Kesadaran akan luasnya Indonesia dan dunia ini tidak serta merta dimaknai sebagai peluang oleh setiap orang. Berbagai hambatan psikologis dan geografis masih menjadi momok untuk mengkristalkan kesadaran tersebut menjadi sikap mental untuk siap hadir dan hidup di tempat berbeda. Apalagi untuk menjadi pioneer perubahan dan pembangunan di sejumlah titik wilayah yang memang sangat membutuhkan sentuhan perubahan.
![]() |
Muhammad Akel Khatami (alumnus AQLIS) sedang belajar di Universitas Al-Azhar, Kairo, Mesir. |
Ada sejumlah hal yang membuat
fenomena tersebut terjadi. Pertama,
mental block. Program pikiran ini
mendominasi otak bawah sadar yang menghambat keinginan untuk pergi jauh dari
keluarga, tanah kelahiran, atau kota kesayangan. Program pikiran yang semula
positif tentang kampung halaman tanpa kita sadari menjadi penghambat kemajuan.
Dia menghalangi kita untuk dapat melihat kesempatan dan peluang “menjadi” di
tempat lain.
Kedua, hambatan budaya (culture
block). Tidak jelas benar apakah pepatah “mangan ora mangan sing penting kumpul” berpengaruh terhadap sikap
mental sejumlah masyarakat kita dalam menyikapi peluang menjadi pioneer perubahan di sejumlah titik
wilayah Indonesia.

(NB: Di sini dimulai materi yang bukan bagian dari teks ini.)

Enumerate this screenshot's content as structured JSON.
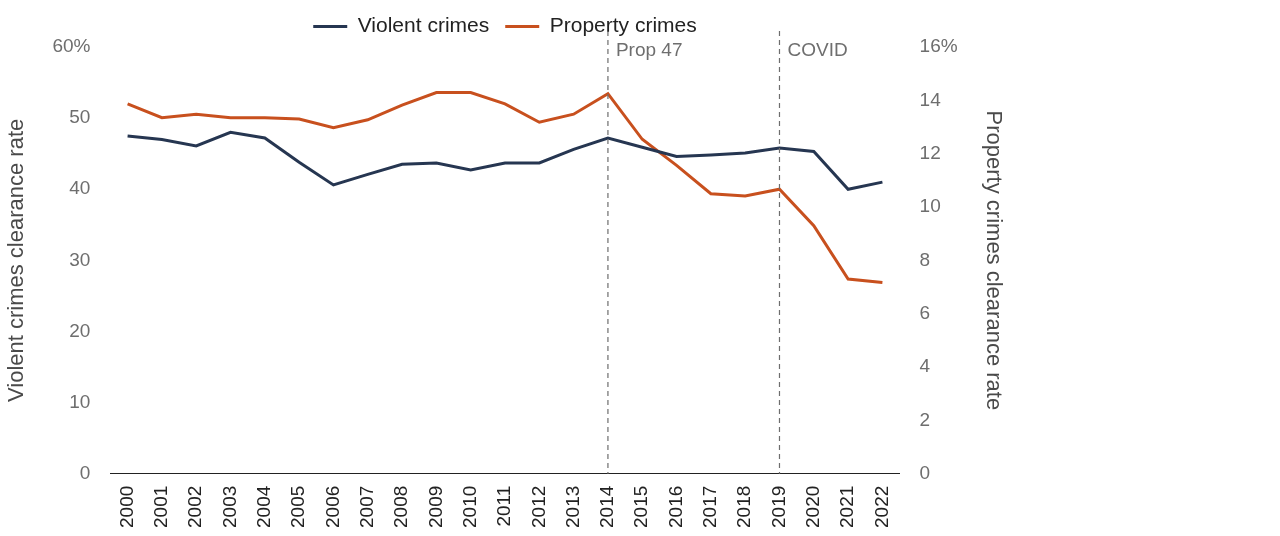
{
  "chart_data": {
    "type": "line",
    "categories": [
      "2000",
      "2001",
      "2002",
      "2003",
      "2004",
      "2005",
      "2006",
      "2007",
      "2008",
      "2009",
      "2010",
      "2011",
      "2012",
      "2013",
      "2014",
      "2015",
      "2016",
      "2017",
      "2018",
      "2019",
      "2020",
      "2021",
      "2022"
    ],
    "series": [
      {
        "name": "Violent crimes",
        "color": "#263651",
        "values": [
          47.5,
          47.0,
          46.1,
          48.0,
          47.2,
          43.8,
          40.6,
          42.1,
          43.5,
          43.7,
          42.7,
          43.7,
          43.7,
          45.6,
          47.2,
          45.9,
          44.6,
          44.8,
          45.1,
          45.8,
          45.3,
          40.0,
          41.0
        ]
      },
      {
        "name": "Property crimes",
        "color": "#c8501e",
        "axis": "y2",
        "values": [
          13.87,
          13.35,
          13.48,
          13.35,
          13.35,
          13.3,
          12.97,
          13.27,
          13.82,
          14.29,
          14.29,
          13.87,
          13.18,
          13.48,
          14.25,
          12.54,
          11.56,
          10.5,
          10.41,
          10.67,
          9.3,
          7.3,
          7.17
        ]
      }
    ],
    "y_label": "Violent crimes clearance rate",
    "y2_label": "Property crimes clearance rate",
    "ylim": [
      0,
      60
    ],
    "yticks": [
      0,
      10,
      20,
      30,
      40,
      50,
      {
        "value": 60,
        "label": "60%"
      }
    ],
    "y2lim": [
      0,
      16
    ],
    "y2ticks": [
      0,
      2,
      4,
      6,
      8,
      10,
      12,
      14,
      {
        "value": 16,
        "label": "16%"
      }
    ],
    "annotations": [
      {
        "x": "2014",
        "label": "Prop 47"
      },
      {
        "x": "2019",
        "label": "COVID"
      }
    ],
    "legend": "top",
    "grid": false,
    "line_style": "solid"
  }
}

Yang jelas, tidak semua orang merasa nyaman untuk tinggal
dan menetap di tempat baru yang jauh dari tempatnya dilahirkan atau tempatnya
berbiak dalam keriuhan kota. Rasulullah sangat memahami kondisi mental seperti
ini. Oleh karena itulah, beliau pernah berpesan seperti yang dituturkan kembali
oleh Bukhari dan Muslim, ”Bepergian adalah bagian dari siksaan yang menghalangi
kalian dari makan, minum, dan tidur. Oleh karena itu jika salah seorang dari
kalian telah selesai dari maksud kepergiannya, maka hendaklah segera kembali
kepada keluarganya.”
Keengganan itu justru menutup
peluang untuk “menjadi” di titik berbeda atau bahkan terjauh dari posisi kita
saat ini. Apakah ini melulu berhubungan dengan keberanian atau semata-mata
berkaitan dengan tata nilai budaya? Yang jelas, hanya orang-orang yang beranilah
yang dapat melihat dan memanfaatkan peluang lingkungan dengan mengikutsertakan
dengan tegas potensi dasar yang dimilikinya. Bukankah mereka yang telah
menurunkan layar dan bergegas menuju wilayah baru yang akan menemukan sesuatu
yang baru dan menjanjikan? Ada proyeksi menarik di antara keberanian memutuskan
untuk mencoba berbiak di tempat yang baru. Anda berani tantangan?
Kita dalam Peta
Dunia
Di titik mana di
bumi ini kita dilahirkan? Di mana sekarang kita berbiak sebagai pribadi? Ke
mana saja akan kita langkahkan kaki ini di hamparan bumi Allah? Di mana kita
akan berakhir nanti? Pertanyaan-pertanyaan menantang itu tergelar dengan sangat
lugas pada fase dan langkah ini.
Siapa di antara
Anda yang hari ini tidak lagi tinggal di kota kelahiran? Sudah berapa lama Anda
tinggalkan kota tersebut? Untuk alasan apa kota itu Anda tinggalkan? Apakah
suatu hari kelak Anda masih ingin kembali ke sana? Seperti apa sekarang wajah
desa atau kota kelahiran kita itu?
Apakah muncul kerinduan ketika mengingat itu semua? Kenangan apa yang tiba-tiba menyeruak dalam
hati? Wajah dan nama-nama siapa saja yang kemudian muncul dalam benak kita
ketika kita mengingat itu semua? Subhanallah.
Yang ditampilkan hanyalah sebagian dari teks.